Hanna yields to ACE, Pace parents request for details on proposed move

Williams Busby and his son, Chris (with cap), listen attentively to other parents’ comments on a proposed move of the ACE and Pace programs. Photo by St. Clair Murraine

Williams Busby and his son, Chris (with cap), listen attentively to other parents’ comments on a proposed move of the ACE and Pace programs.
Photo by St. Clair Murraine


By St. Clair Murraine
Outlook staff writer

At the behest of some worried parents who made an emotional appeal not to relocate their children, Leon County Superintendent of Schools Rocky Hanna decided to delay a final decision on moving two programs.

Hanna reluctantly made his decision not to proceed with relocating ACE and Pace schools. He appeared unwilling to do so until school board member Dee Dee Rasmussen joined the parents in calling on him to present more details on the cost of the move and what potential logistical issues might arise for the students.


Hanna set off a dust up with parents, especially those who attend the ACE program for children with disabilities, when he announced a month ago that the move will be made. However, during a school board meeting last week, a long line of parents let their dissatisfaction known.

In part, Hannah wants to move Pace, a school for at-risk students, because of the condition of the portable classrooms. His plan is to move Pace students to the ACE location on Trojan Trail and ACE students will relocate to classes at Lively on the campus of Tallahassee Community College.

Hanna said he would provide the information that parents want when the board meets April 11.
“If you all want to take charge and vote and try to overcome this; have at it,” Hanna said.

Parents read from state statues that spell out procedures for making such a change as Hanna intends to complete. They also questioned how much involvement the board has in the decision.

“I stand on the documents that we presented,” Hanna said. “We have talked this through. We’ve talked over and over again. This is not an easy decision.

“We can disagree; that’s fine.
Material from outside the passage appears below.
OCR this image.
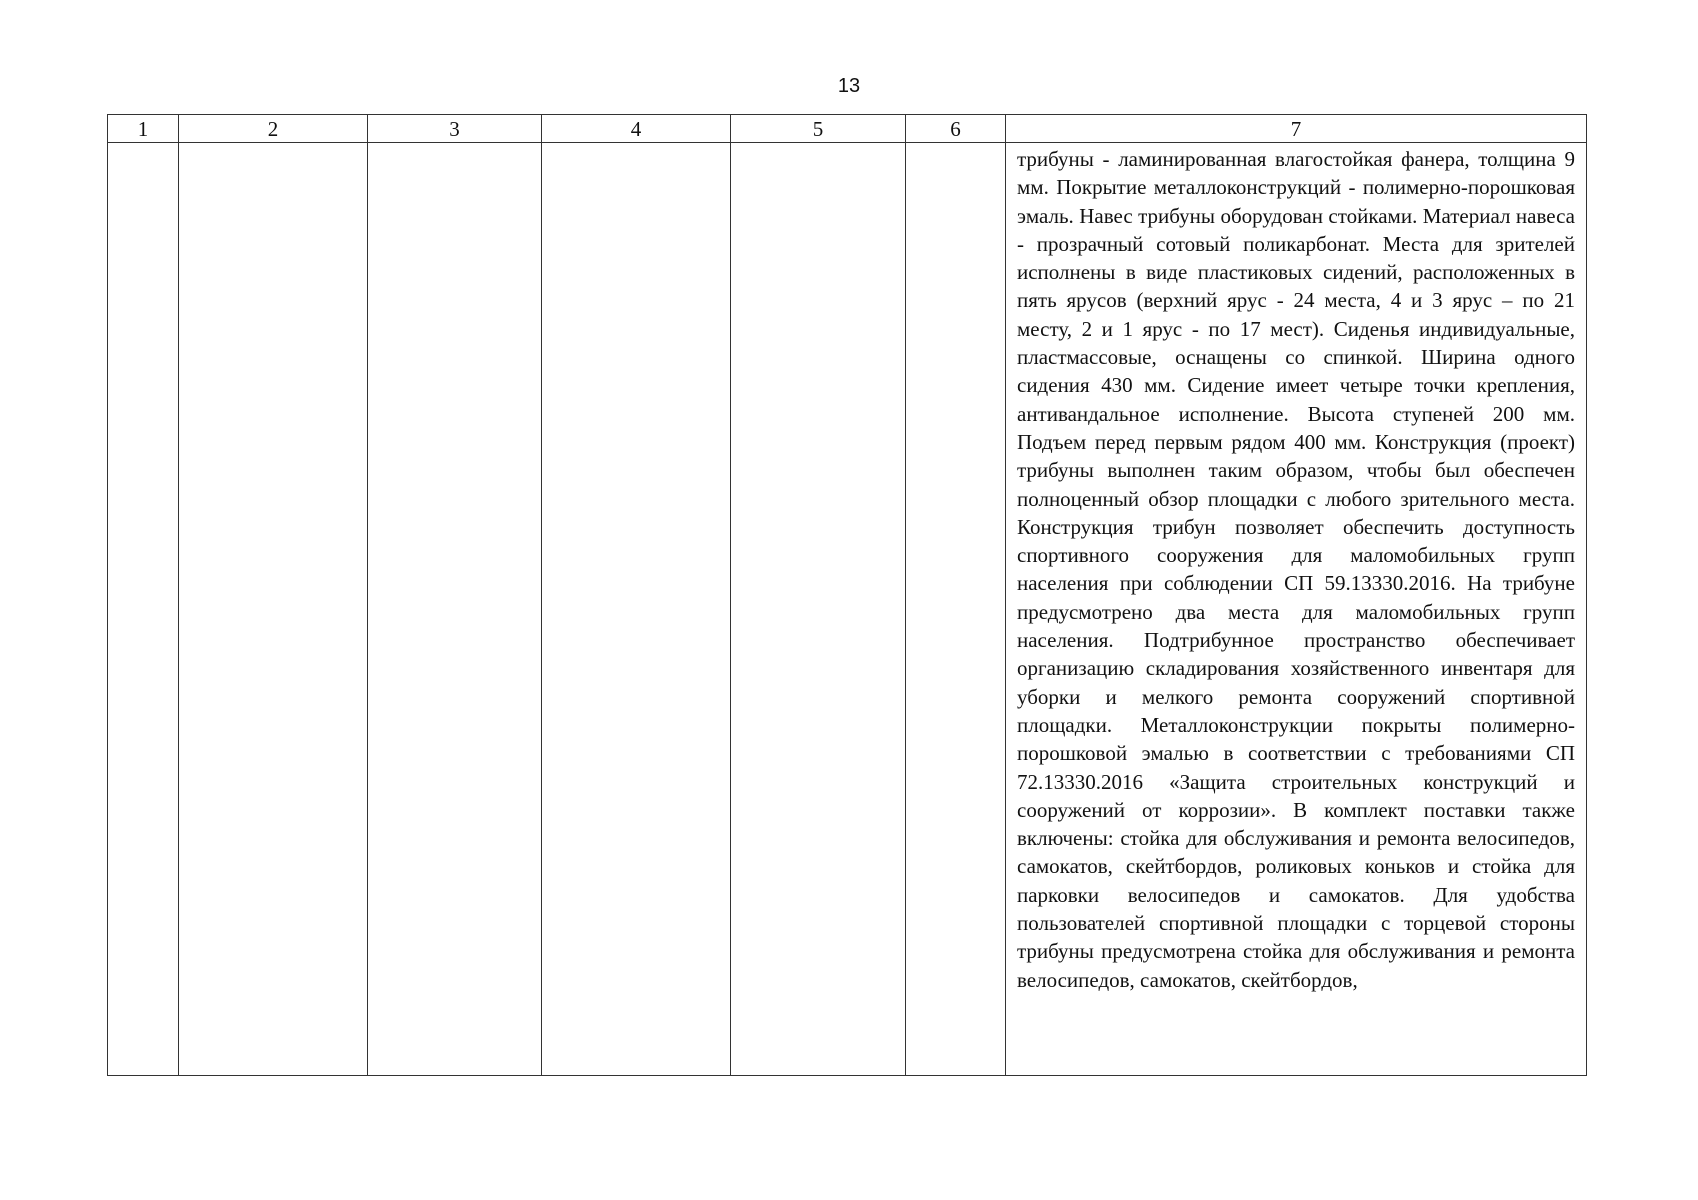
13
1	2	3	4	5	6	7

						трибуны - ламинированная влагостойкая фанера, толщина 9 мм. Покрытие металлоконструкций - полимерно-порошковая эмаль. Навес трибуны оборудован стойками. Материал навеса - прозрачный сотовый поликарбонат. Места для зрителей исполнены в виде пластиковых сидений, расположенных в пять ярусов (верхний ярус - 24 места, 4 и 3 ярус – по 21 месту, 2 и 1 ярус - по 17 мест). Сиденья индивидуальные, пластмассовые, оснащены со спинкой. Ширина одного сидения 430 мм. Сидение имеет четыре точки крепления, антивандальное исполнение. Высота ступеней 200 мм. Подъем перед первым рядом 400 мм. Конструкция (проект) трибуны выполнен таким образом, чтобы был обеспечен полноценный обзор площадки с любого зрительного места. Конструкция трибун позволяет обеспечить доступность спортивного сооружения для маломобильных групп населения при соблюдении СП 59.13330.2016. На трибуне предусмотрено два места для маломобильных групп населения. Подтрибунное пространство обеспечивает организацию складирования хозяйственного инвентаря для уборки и мелкого ремонта сооружений спортивной площадки. Металлоконструкции покрыты полимерно-порошковой эмалью в соответствии с требованиями СП 72.13330.2016 «Защита строительных конструкций и сооружений от коррозии». В комплект поставки также включены: стойка для обслуживания и ремонта велосипедов, самокатов, скейтбордов, роликовых коньков и стойка для парковки велосипедов и самокатов. Для удобства пользователей спортивной площадки с торцевой стороны трибуны предусмотрена стойка для обслуживания и ремонта велосипедов, самокатов, скейтбордов,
That’s your prerogative. If you want to engage about state statues and law, here is your turn. Speak to him (LCS attorney Jeff Wahlin, who was at the meeting).”

While Hanna and the board members were addressing the audience, parents sobbed. Williams Busby couldn’t hold back his tears, standing at the podium with his son Chris also weeping at his side.

“You made a determination that they were going to move,” Busby said. “I suspect that the determination for ACE was already there. I can’t prove it, but it seems like everything has gone under the board.

“There has been so much secrecy in this. It would have been so much better if you had come out and told the people.”

Michael McBride was downright angry when his turn came to plea for the students to stay put.
“A smoke screen permeates this effort,” he said.

Not only did Rasmussen question how the move was being worked out, but she showed obvious empathy for the students and their families.

“Every time I hear from this community (and) these families, I have more and more questions,” she said.

Rasmussen requested a complete financial analysis, saying that what was presented to her earlier was so shallow that it could have been done by an intern in 10 minutes.

“In order to feel good about this,” she said. “I feel like I need that information.”

A few times during the meeting, Joy Bowen who chairs the board, had to ask the audience not to interrupt statements being made by members of the board. She too was empathetic to the parents’ demands.

“It doesn’t feel good to make the kinds of decisions that we have signed on to make,” she said, adding a clarification for them.

“We are not eliminating a school, we are moving programs and that doesn’t fit well with a lot of us,” Bowen said. “I don’t know if we’ll be able, when we make a decision, to make everybody happy. I really don’t think we will.”